The diagnosis of ABC of the maxilla is usually suggested by radiographic imaging. It tends to be an osteolytic, eccentric, expansile mass with well defined margins with a so called “soap bubble” like or “blown out” appearance. CT and MRI studies usually show a multiloculated, heterogeneous contrast enhancing mass surrounded by a thin rim of bone and expansion of the maxillary sinus. There are usually distinct internal septa and characteristic fluid levels created by sedimentation of blood cells in the lesional cavities. In secondary ABC, CT and MRI may show evidence of an underlying primary lesion. If FD co-exists, plain X-rays generally show expansion of the maxillary sinus with calcified trabeculae giving a “ground-glass” appearance.

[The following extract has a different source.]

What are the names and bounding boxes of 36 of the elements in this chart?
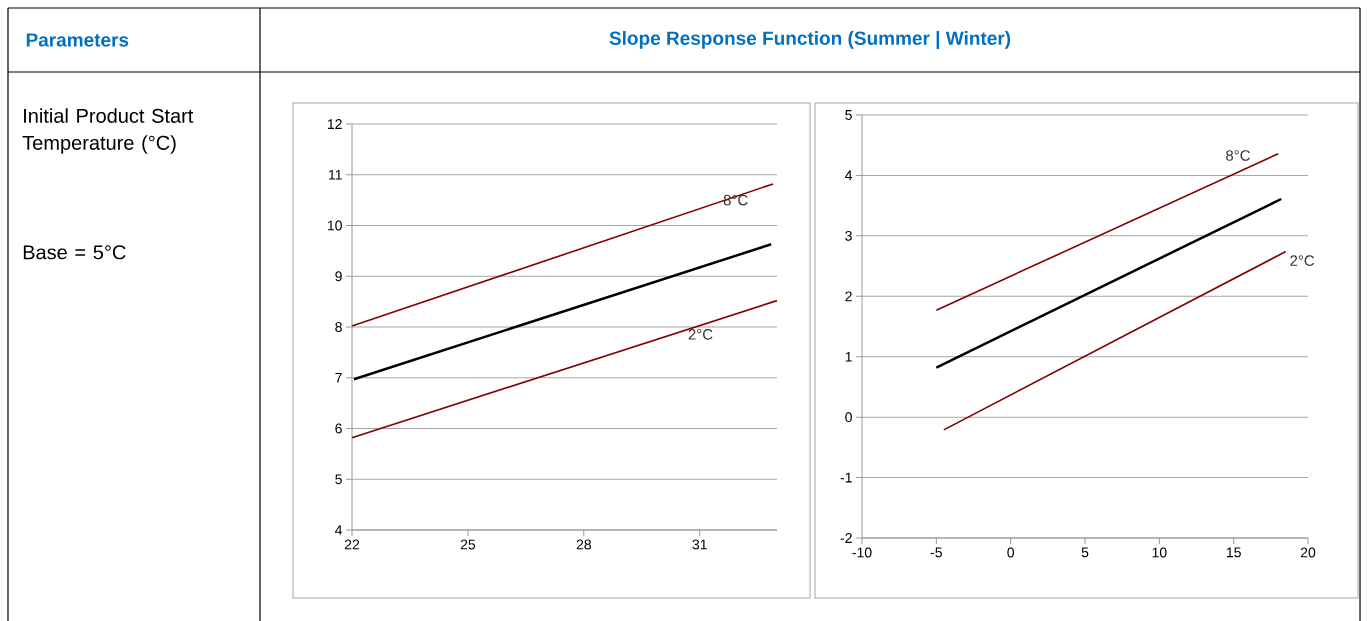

Microscopically, fibrous dysplasia consists of immature fibrillar or woven bony trabeculae surrounded by a relatively vascular and loose, hypocellular fibrous connective tissue stroma. The incompletely calcified bony trabeculae show some regularity in size and are uniformly distributed throughout, gradually blending into normal surrounding bone. Osteoclasts are inconspicuous, and osteoblastic rimming is present only when bone is being remodeled and occurs in stress lines.
The differential diagnosis of ABC associated with FD of maxillary sinus includes reparative giant cell granuloma, brown tumor of hyperparathyroidism and giant cell tumor.
• Reparative giant cell granuloma (central giant cell lesion/granuloma) is a localized benign but sometimes aggressive osteolytic proliferation consisting of fibrous tissue with hemorrhage and haemosiderin deposits, presence of osteoclast-like giant cells and reactive bone formation. ABC has more prominent cystic degeneration; typically clusters of giant cells surround cystic spaces. Actually, the solid variant of ABC shares may strikingly resemble a reparative giant cell granuloma.
• Brown tumor of hyperparathyroidism is morphologically indistinguishable from reparative giant cell granuloma. Determination of calcium and parathyroid hormone levels is most helpful.
• Giant cell tumor contains diffuse, evenly distributed, greater numbers of multinucleated giant cells showing no clustering. In ABC, the numbers of giant cells are much less but cluster in the cystic walls. In addition, ABC giant cells contain fewer nuclei than those of giant cells tumor. The mitotic figures (non-atypical forms) in ABC are fewer than is found in atypical forms of giant cell tumor. ABC exhibits prominent chronic inflammatory cells infiltrate in the background while giant cell tumor rarely has inflammatory changes.
In maxillary ABC, resection of the lesion is essential not only to establish the diagnosis but also to prevent further disease progression. Definitive diagnosis should be confirmed histologically as well as identification of any concurrent or pre-existing bone pathology. ABC is a benign condition but co-existing FD may undergo malignant degeneration in 0.5% of cases. Long follow-up of patients operated for ABC secondary to FD is recommended because disease may recur. Recurrent ABC can usually be managed effectively with further surgical resection.